Les moyens des parties :
Mme X soutient que tous les faits fautifs invoqués à son encontre par son employeur à l’appui de son licenciement sont prescrits aux motifs que la lettre de licenciement est générale, indéterminée dans le temps et dans l’espace, à l’exception de deux événements remontant à l’année 2012 et 2015, que le 22 août 2016, l’employeur a engagé une enquête dans le cadre de ses obligations légales quant à la prévention des risques psychosociaux (RPS) suite aux alertes reçues par d’autres salariés, or cette enquête était une man’uvre de forme ne pouvant constituer un motif de suspension de la prescription, que cette enquête, qualifiée de préventive des RPS ne répondait à aucun impératif légal, elle n’était ni nécessaire ni obligatoire, elle se résumait à une audition non contradictoire par l’employeur, en l’absence de la salariée, de quelques salariés ayant côtoyé ou travaillé sous l’autorité de la salariée qui se seraient plaints de ses « techniques managériales » durant l’été 2016 et que le contrôleur du travail a fait part de ses réserves à l’employeur quant à la démarche d’enquête RPS qui selon lui n’était engagée qu’afin de viser la salariée.
De son coté, l’Association Chemin d’Espérance conteste la prescription soulevée par Mme X aux motifs qu’à compter du 19 juillet 2016, plusieurs salariés se sont plaints du comportement de la salariée, et lors d’un entretien du 10 août 2016, l’employeur l’a alerté et lui a demandé d’apaiser les tensions, que le 22 août 2016, le directeur de l’établissement dans lequel Mme X était employée a décidé de déclencher une enquête afin d’évaluer la réalité et la gravité des faits reprochés à sa salariée et en a informé celle-ci, la DIRECCTE et la déléguée du personnel, que ce n’est que le 5 octobre 2016 que Chemin d’Espérance a pris connaissance de la réalité, de la nature et de l’ampleur des faits commis la salariée, que, dès lors, le délai imparti pour engager des poursuites disciplinaires à l’encontre de la salariée s’achevait le 5 décembre 2016, que l’enquête du 5 octobre 2016 ne constituait ni un acte suspensif, ni un acte interruptif de prescription mais ses résultats fixaient le point de départ du délai de prescription et qu’il n’a donc pas cherché à suspendre ou interrompre le délai de prescription par son enquête mais seulement à connaître les faits susceptibles d’être reprochés à la salariée.
Réponse de la cour :
Le 14 octobre 2016, Mme X a été convoquée à un entretien préalable en vue d’un éventuel
licenciement.
Le 10 novembre 2016, elle a été licenciée pour faute grave à raison de cinq motifs :
— une attitude managériale inadaptée,
— des menaces vis-à-vis de certains résidents ou collaborateurs,
— un manque d’équité dans la répartition des tâches de travail au sein de l’équipe,
— un contrôle excessif des temps de pause,
— une attitude portant atteinte au fonctionnement des instances représentatives.

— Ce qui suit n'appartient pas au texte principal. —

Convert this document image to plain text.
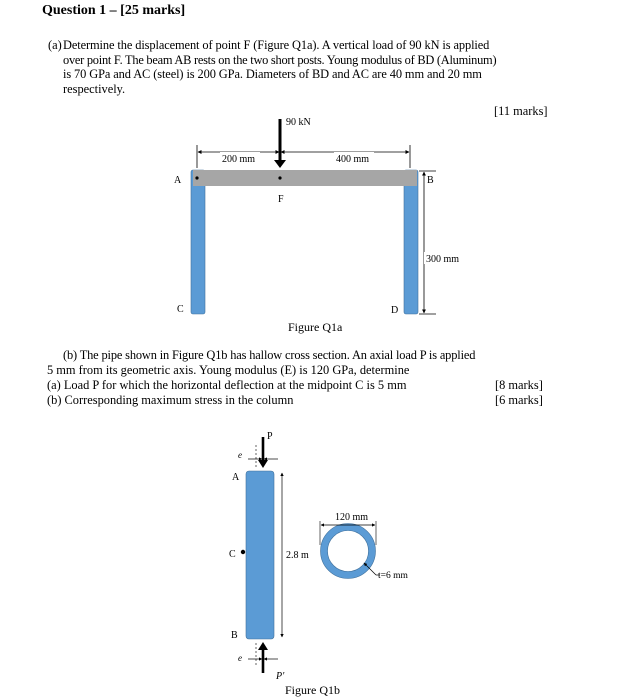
Question 1 – [25 marks]
(a) Determine the displacement of point F (Figure Q1a). A vertical load of 90 kN is applied
over point F. The beam AB rests on the two short posts. Young modulus of BD (Aluminum)
is 70 GPa and AC (steel) is 200 GPa. Diameters of BD and AC are 40 mm and 20 mm
respectively.
[11 marks]
90 kN
200 mm	400 mm
300 mm
A	B
C	D
F
Figure Q1a
(b) The pipe shown in Figure Q1b has hallow cross section. An axial load P is applied
5 mm from its geometric axis. Young modulus (E) is 120 GPa, determine
(a) Load P for which the horizontal deflection at the midpoint C is 5 mm	[8 marks]
(b) Corresponding maximum stress in the column	[6 marks]
P
e
A
C	2.8 m
120 mm
t=6 mm
B
e
P'
Figure Q1b
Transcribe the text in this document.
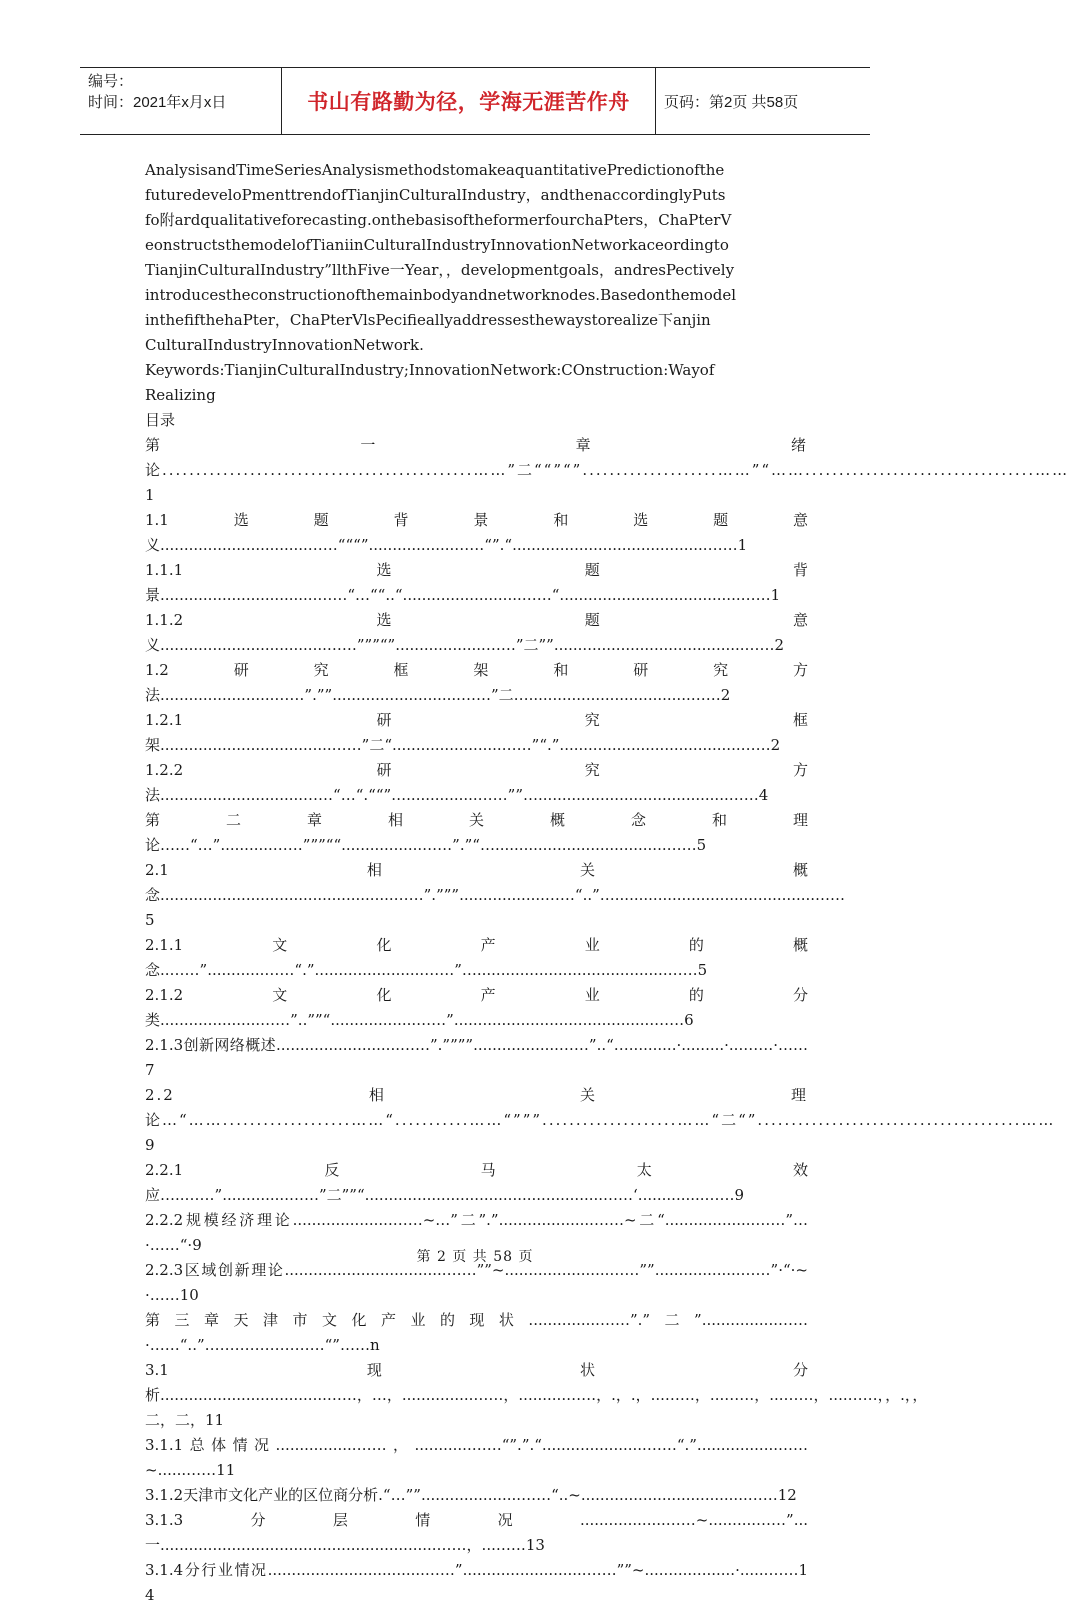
编号：
时间：2021年x月x日	书山有路勤为径，学海无涯苦作舟	页码：第2页 共58页

AnalysisandTimeSeriesAnalysismethodstomakeaquantitativePredictionofthe

futuredeveloPmenttrendofTianjinCulturalIndustry，andthenaccordinglyPuts

fo附ardqualitativeforecasting.onthebasisoftheformerfourchaPters，ChaPterV

eonstructsthemodelofTianiinCulturalIndustryInnovationNetworkaceordingto

TianjinCulturalIndustry”llthFive一Year，，developmentgoals，andresPectively

introducestheconstructionofthemainbodyandnetworknodes.Basedonthemodel

inthefifthehaPter，ChaPterVlsPecifieallyaddressesthewaystorealize下anjin

CulturalIndustryInnovationNetwork.

Keywords:TianjinCulturalIndustry;InnovationNetwork:COnstruction:Wayof

Realizing

目录

第一章绪论..............................................……”二““”“”....................……”“……..................................……1

1.1选题背景和选题意义...............................……“““”..................……“”.“.........................................……1

1.1.1选题背景.................................……“…““..“.........................……“......................................……1

1.1.2选题意义...................................……”””“”...................……”二””........................................……2

1.2研究框架和研究方法........................……”.””...........................……”二…..................................……2

1.2.1研究框架....................................……”二“.......................……”“.”......................................……2

1.2.2研究方法..............................……“…“.““”…...............……””…........................................……4

第二章相关概念和理论……“…”...........……”””““.................……”.”“…....................................……5

2.1相关概念.................................................……”.”””..................……“..”…..........................................……5

2.1.1文化产业的概念..……”............……“.”.......................……”…........................................……5

2.1.2文化产业的分类.....................……”..””“..................……”..........................................……6

2.1.3创新网络概述..........................……”.””””..................……”..“…..........·.........·...……·……7

2.2相关理论…“……...................……“...........……“”””....................……“二“”.......................................……9

2.2.1反马太效应…..……”..............……”二””“..................................................……‘..............……9

2.2.2规模经济理论.....................……~…”二”.”....................……~二“...................……”…·……“·9

2.2.3区域创新理论..................................……””~......................……””..................……”·“·~·……10

第三章天津市文化产业的现状...............……”.”二”................……·……“..”……………………“”……n

3.1现状分析...................................……，…，...............……，..........……，.，.，...……，...……，...……，....……，，.，，二，二，11

3.1.1总体情况.................……，............……“”.”.“......................……“.”.................……~......……11

3.1.2天津市文化产业的区位商分析.“…””.....................……“..~...................................……12

3.1.3分层情况..................……~..........……”...一..........................................................……，...……13

3.1.4分行业情况.................................……”..........................……””~...................·......……14

第 2 页 共 58 页
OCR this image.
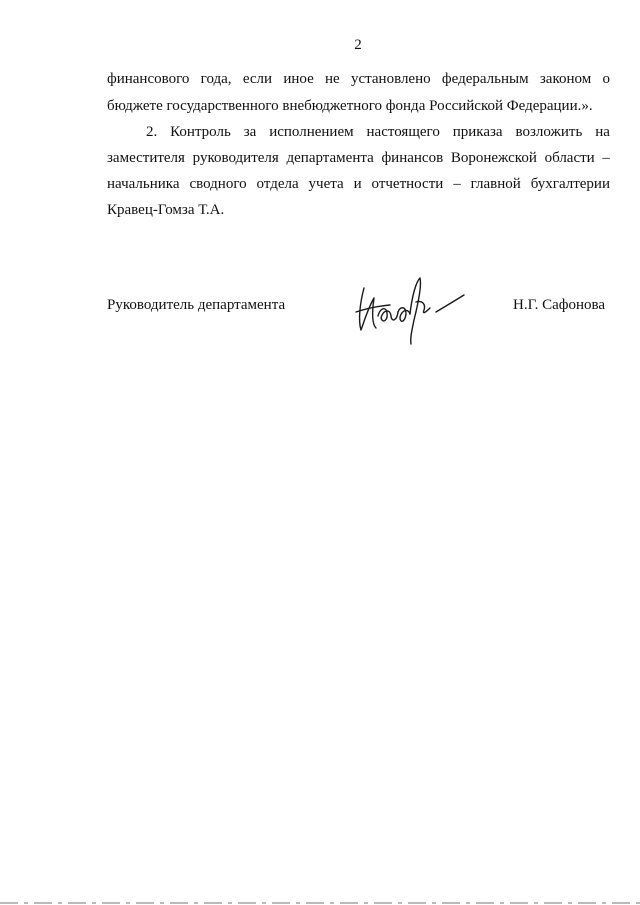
2
финансового года, если иное не установлено федеральным законом о
бюджете государственного внебюджетного фонда Российской Федерации.».
2. Контроль за исполнением настоящего приказа возложить на
заместителя руководителя департамента финансов Воронежской области –
начальника сводного отдела учета и отчетности – главной бухгалтерии
Кравец-Гомза Т.А.
Руководитель департамента	Н.Г. Сафонова
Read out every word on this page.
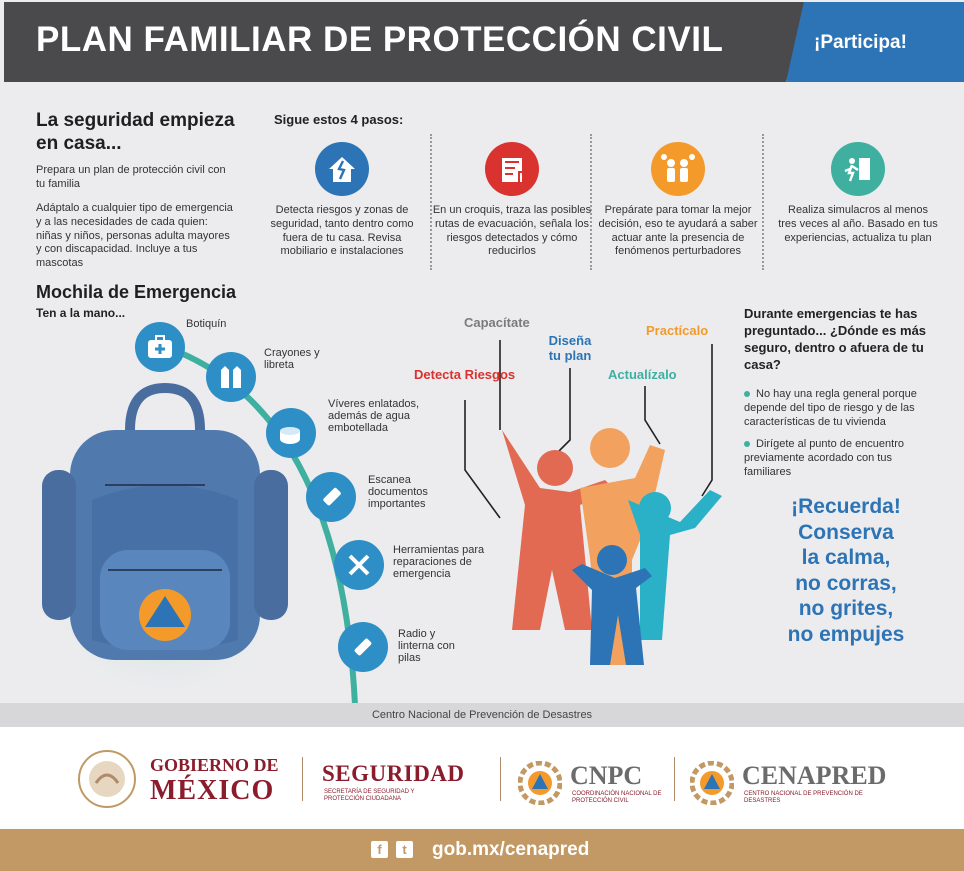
PLAN FAMILIAR DE PROTECCIÓN CIVIL	¡Participa!
La seguridad empieza en casa...
Prepara un plan de protección civil con tu familia
Adáptalo a cualquier tipo de emergencia y a las necesidades de cada quien: niñas y niños, personas adulta mayores y con discapacidad. Incluye a tus mascotas
Sigue estos 4 pasos:
Detecta riesgos y zonas de seguridad, tanto dentro como fuera de tu casa. Revisa mobiliario e instalaciones
En un croquis, traza las posibles rutas de evacuación, señala los riesgos detectados y cómo reducirlos
Prepárate para tomar la mejor decisión, eso te ayudará a saber actuar ante la presencia de fenómenos perturbadores
Realiza simulacros al menos tres veces al año. Basado en tus experiencias, actualiza tu plan
Mochila de Emergencia
Ten a la mano...
Botiquín
Crayones y libreta
Víveres enlatados, además de agua embotellada
Escanea documentos importantes
Herramientas para reparaciones de emergencia
Radio y linterna con pilas
Detecta Riesgos
Capacítate
Diseña tu plan
Practícalo
Actualízalo
Durante emergencias te has preguntado... ¿Dónde es más seguro, dentro o afuera de tu casa?
No hay una regla general porque depende del tipo de riesgo y de las características de tu vivienda
Dirígete al punto de encuentro previamente acordado con tus familiares
¡Recuerda!
Conserva
la calma,
no corras,
no grites,
no empujes
Centro Nacional de Prevención de Desastres
GOBIERNO DE
MÉXICO
SEGURIDAD
SECRETARÍA DE SEGURIDAD Y PROTECCIÓN CIUDADANA
CNPC
COORDINACIÓN NACIONAL DE PROTECCIÓN CIVIL
CENAPRED
CENTRO NACIONAL DE PREVENCIÓN DE DESASTRES
f	t	gob.mx/cenapred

La majeure partie des faits invoqués dans la lettre de licenciement n’est pas datée à l’exception de faits de 2012, de la dégradation de l’état de santé d’une salariée en décembre 2015 et d’un entretien entre l’Association Chemin d’Espérance et Mme X le 10 août 2016.
Cependant, il ressort de l’enquête risque psychosociaux mise en 'uvre par l’employeur que plusieurs salariés de la société ont formé des griefs à l’encontre de Mme X. Par ailleurs, selon courriel du 12 août 2016, la déléguée du personnel a averti l’Association Chemin d’Espérance du comportement de Mme X.
Sur cette base, une enquête de prévention des risques psychosociaux a été diligentée par l’Association Chemin d’Espérance pour se conformer à son obligation de sécurité de résultat vis-à-vis de ses salariés et apprécier la réalité des griefs. Les entretiens réalisés avec les salariés ont repris des reproches que l’on retrouve dans la lettre de licenciement.
En conséquence, l’enquête de prévention des risques psychosociaux n’a pas été artificiellement mise en 'uvre pour échapper à la prescription et la connaissance des faits reprochés résulte de l’enquête. l’Association Chemin d’Espérance ne détenait pas assez d’éléments pour engager d’emblée une procédure de licenciement pour faute grave et c’est suite à l’enquête diligentée le 22 août 2016 et du rapport rendu le 5 octobre 2016 qu’il a eu connaissance des faits en cause. La date de départ qui fait courir le délai de prescription est donc le 5 octobre 2016. Il y a lieu de confirmer le jugement déféré en ce qu’il a retenu que les faits fautifs ne sont pas prescrits.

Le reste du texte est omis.